Chiklis plays Vincent Savino, a member of the Chicago mob who's come to Las Vegas to get a piece of the soon-to-be boomtown for himself. Savino arrives believing that the path is greased for him and his crew to make a lot of easy money, so he's not exactly thrilled when the gruff, straight-arrow Lamb starts nosing around. Still, you can see a grudging respect for Lamb -- or at least a recognition that he won't be easily dismissed -- in Savino.
Where the show stumbles a little is in the case itself. It's kind of fun, after a couple decades of "Law & Orders" and "CSIs," to see the Lambs follow hunches and use low-tech investigative methods. But that's a novelty, not a sustaining premise. And the pace of the show seems to slow down some while it's ticking off the crime-show prerequisites.

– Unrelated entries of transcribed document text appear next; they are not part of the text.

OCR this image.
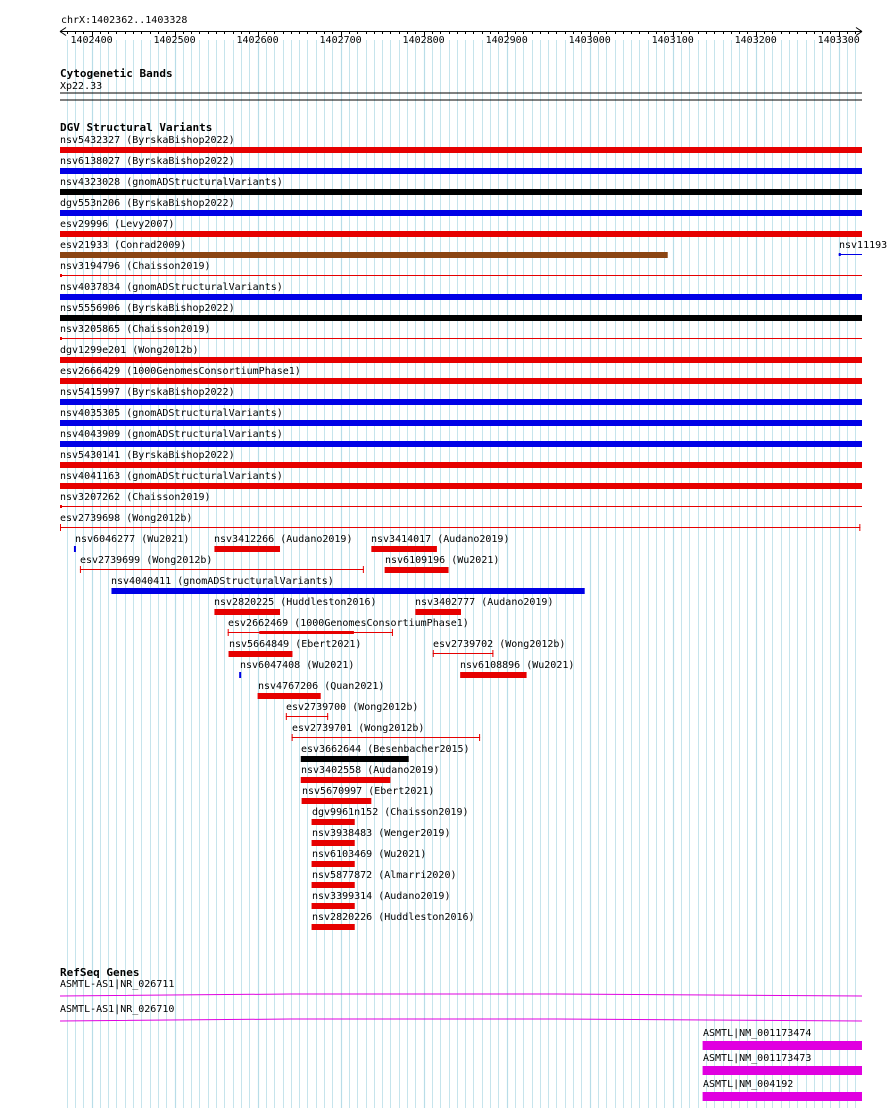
chrX:1402362..1403328
1402400	1402500	1402600	1402700	1402800	1402900	1403000	1403100	1403200	1403300
Cytogenetic Bands
Xp22.33
DGV Structural Variants
nsv5432327 (ByrskaBishop2022)
nsv6138027 (ByrskaBishop2022)
nsv4323028 (gnomADStructuralVariants)
dgv553n206 (ByrskaBishop2022)
esv29996 (Levy2007)
esv21933 (Conrad2009)	nsv11193
nsv3194796 (Chaisson2019)
nsv4037834 (gnomADStructuralVariants)
nsv5556906 (ByrskaBishop2022)
nsv3205865 (Chaisson2019)
dgv1299e201 (Wong2012b)
esv2666429 (1000GenomesConsortiumPhase1)
nsv5415997 (ByrskaBishop2022)
nsv4035305 (gnomADStructuralVariants)
nsv4043909 (gnomADStructuralVariants)
nsv5430141 (ByrskaBishop2022)
nsv4041163 (gnomADStructuralVariants)
nsv3207262 (Chaisson2019)
esv2739698 (Wong2012b)
nsv6046277 (Wu2021) nsv3412266 (Audano2019) nsv3414017 (Audano2019)
esv2739699 (Wong2012b)	nsv6109196 (Wu2021)
nsv4040411 (gnomADStructuralVariants)
nsv2820225 (Huddleston2016)	nsv3402777 (Audano2019)
esv2662469 (1000GenomesConsortiumPhase1)
nsv5664849 (Ebert2021)	esv2739702 (Wong2012b)
nsv6047408 (Wu2021)	nsv6108896 (Wu2021)
nsv4767206 (Quan2021)
esv2739700 (Wong2012b)
esv2739701 (Wong2012b)
esv3662644 (Besenbacher2015)
nsv3402558 (Audano2019)
nsv5670997 (Ebert2021)
dgv9961n152 (Chaisson2019)
nsv3938483 (Wenger2019)
nsv6103469 (Wu2021)
nsv5877872 (Almarri2020)
nsv3399314 (Audano2019)
nsv2820226 (Huddleston2016)
RefSeq Genes
ASMTL-AS1|NR_026711
ASMTL-AS1|NR_026710
ASMTL|NM_001173474
ASMTL|NM_001173473
ASMTL|NM_004192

"Vegas" also stars Carrie-Anne Moss as Katherine O'Connell, who grew up on the ranch next to the Lambs and is now a prosecutor. Moss doesn't get as much to do as the guys in the pilot, but she holds her own just fine in the male-dominated circles in which she moves. Quaid's default mode is gruff stoicism in the pilot, but he and Chiklis do spark in a couple of their scenes (as you'd expect), and we're guessing the show won't let Quaid's charm go to waste.
There's a big, and possibly really interesting, story to be told in "Vegas" about the rise of the gambling mecca and the men on both sides of the law who helped build it. We just hope that the smaller stories CBS is likely to want on a weekly basis don't get too much in the way.
"Vegas" premieres at 10 p.m. ET Tuesday on CBS.